To z kolei prowadzi do konkluzji, że zdarzenie nie mogło przebiegać tak, jak opisywała je świadek A. B., gdyż gdyby tak było, doszłoby do uszkodzenia dolnej części poszycia zderzaka samochodu V. (...) przez wystający element samochodu R. (...), również na tym elemencie pojazdu R. (...) powinny powstać ślady kontaktu udarowego. Takich śladów nie było, więc zdarzenie nie mogło przebiegać w sposób relacjonowany przez tego świadka – dlatego nie można było opierać się na jego relacji. Zatem oskarżyciel publiczny nie przedstawił żadnych przekonywujących dowodów, które pozwoliłyby na wykazanie obwinionemu sprawstwa i winy.

Brak przesłuchania w charakterze świadka policjanta R. M. nie miał żadnego wpływu na treść wyroku, albowiem nie był on świadkiem zdarzenia, tylko przyjechał na miejsce dużo później. Jego działania polegały na dokonywaniu oględzin, które zostały udokumentowane materiałem zdjęciowym, więc nie było żadnej potrzeby, aby go przesłuchiwać ( tym bardziej, że przesłuchany został drugi z interweniujących policjantów w osobie W. S. ).

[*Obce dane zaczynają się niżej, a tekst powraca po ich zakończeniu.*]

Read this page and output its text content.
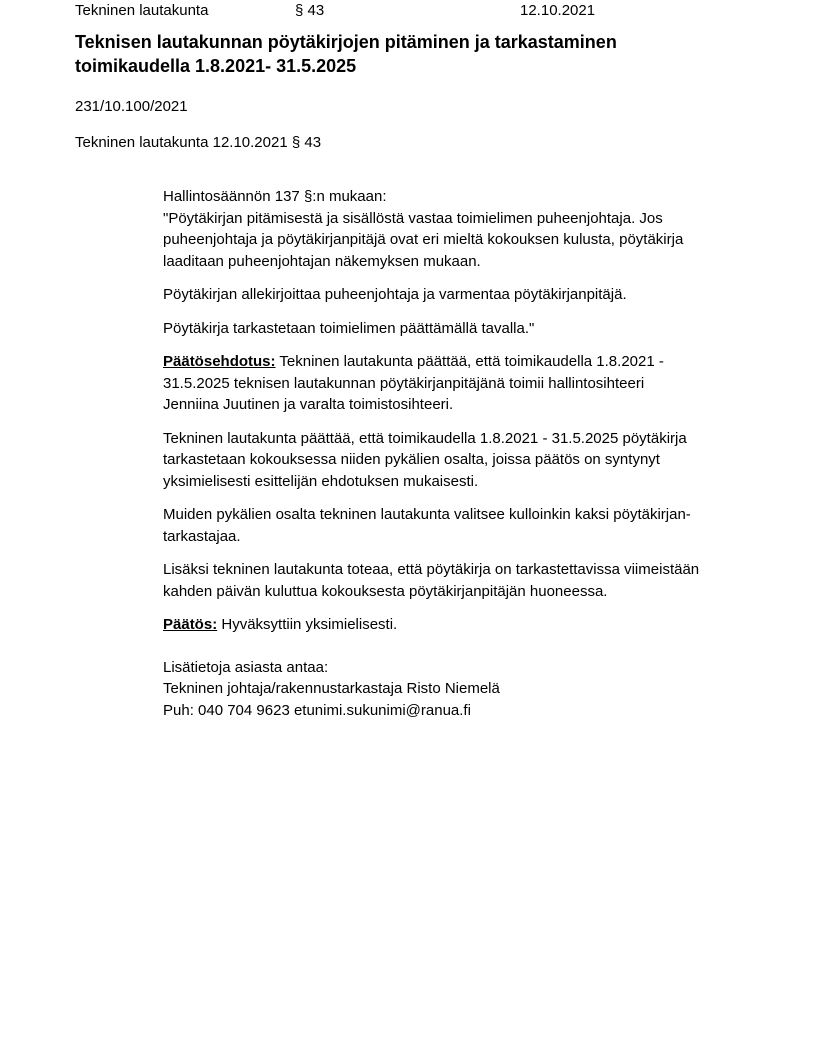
Tekninen lautakunta	§ 43	12.10.2021
Teknisen lautakunnan pöytäkirjojen pitäminen ja tarkastaminen
toimikaudella 1.8.2021- 31.5.2025
231/10.100/2021
Tekninen lautakunta 12.10.2021 § 43

Hallintosäännön 137 §:n mukaan:
"Pöytäkirjan pitämisestä ja sisällöstä vastaa toimielimen puheenjohtaja. Jos
puheenjohtaja ja pöytäkirjanpitäjä ovat eri mieltä kokouksen kulusta, pöytäkirja
laaditaan puheenjohtajan näkemyksen mukaan.

Pöytäkirjan allekirjoittaa puheenjohtaja ja varmentaa pöytäkirjanpitäjä.

Pöytäkirja tarkastetaan toimielimen päättämällä tavalla."

Päätösehdotus: Tekninen lautakunta päättää, että toimikaudella 1.8.2021 -
31.5.2025 teknisen lautakunnan pöytäkirjanpitäjänä toimii hallintosihteeri
Jenniina Juutinen ja varalta toimistosihteeri.

Tekninen lautakunta päättää, että toimikaudella 1.8.2021 - 31.5.2025 pöytäkirja
tarkastetaan kokouksessa niiden pykälien osalta, joissa päätös on syntynyt
yksimielisesti esittelijän ehdotuksen mukaisesti.

Muiden pykälien osalta tekninen lautakunta valitsee kulloinkin kaksi pöytäkirjan-
tarkastajaa.

Lisäksi tekninen lautakunta toteaa, että pöytäkirja on tarkastettavissa viimeistään
kahden päivän kuluttua kokouksesta pöytäkirjanpitäjän huoneessa.

Päätös: Hyväksyttiin yksimielisesti.

Lisätietoja asiasta antaa:
Tekninen johtaja/rakennustarkastaja Risto Niemelä
Puh: 040 704 9623 etunimi.sukunimi@ranua.fi
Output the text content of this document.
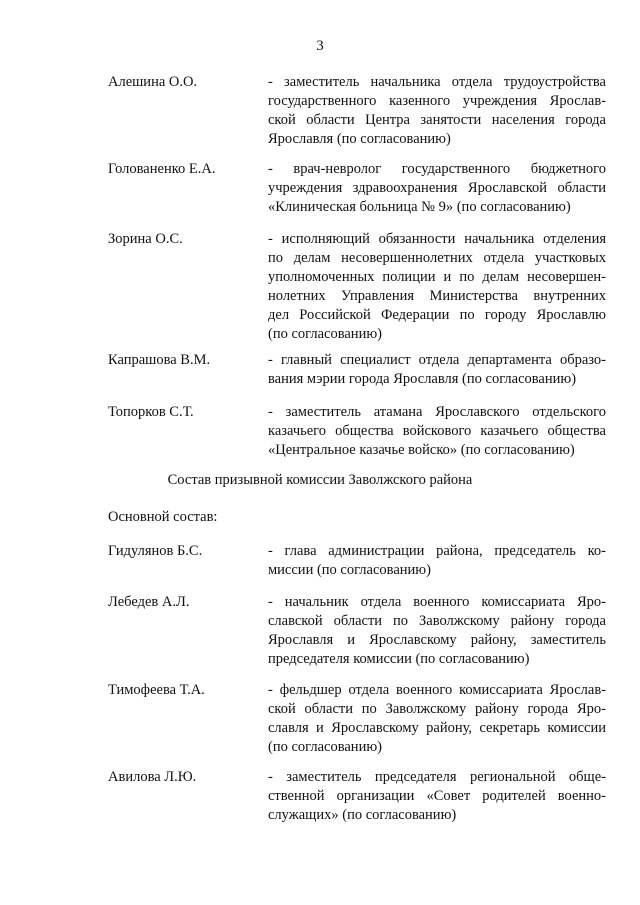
3
Алешина О.О.	- заместитель начальника отдела трудоустройства
государственного казенного учреждения Ярослав-
ской области Центра занятости населения города
Ярославля (по согласованию)
Голованенко Е.А.	- врач-невролог государственного бюджетного
учреждения здравоохранения Ярославской области
«Клиническая больница № 9» (по согласованию)
Зорина О.С.	- исполняющий обязанности начальника отделения
по делам несовершеннолетних отдела участковых
уполномоченных полиции и по делам несовершен-
нолетних Управления Министерства внутренних
дел Российской Федерации по городу Ярославлю
(по согласованию)
Капрашова В.М.	- главный специалист отдела департамента образо-
вания мэрии города Ярославля (по согласованию)
Топорков С.Т.	- заместитель атамана Ярославского отдельского
казачьего общества войскового казачьего общества
«Центральное казачье войско» (по согласованию)
Состав призывной комиссии Заволжского района
Основной состав:
Гидулянов Б.С.	- глава администрации района, председатель ко-
миссии (по согласованию)
Лебедев А.Л.	- начальник отдела военного комиссариата Яро-
славской области по Заволжскому району города
Ярославля и Ярославскому району, заместитель
председателя комиссии (по согласованию)
Тимофеева Т.А.	- фельдшер отдела военного комиссариата Ярослав-
ской области по Заволжскому району города Яро-
славля и Ярославскому району, секретарь комиссии
(по согласованию)
Авилова Л.Ю.	- заместитель председателя региональной обще-
ственной организации «Совет родителей военно-
служащих» (по согласованию)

Dlatego ustalenia faktyczne Sądu meriti są prawidłowe, zaprezentowana w uzasadnieniu zaskarżonego wyroku ocena dowodów pełna, logiczna i zgodna z doświadczeniem życiowym, a rozstrzygnięcie zawarte w zaskarżonym wyroku jest sprawiedliwe, nie uchybiające prawu materialnemu, zaś sam wyrok zapadł bez obrazy prawa procesowego.

O kosztach sądowych za drugą instancję orzeczono na podstawie art. 119 kpw w zw. z art. 636 § 1 kpk i art. 9 w zw. z art. 21 pkt 2 ustawy z dnia 23 czerwca 1973r. o opłatach w sprawach karnych (tekst jednolity: Dz. U. Nr 49, poz. 223 z 1983r. z późniejszymi zmianami).

Mając na względzie powyższe okoliczności, Sąd drugiej instancji orzekł jak w sentencji wyroku.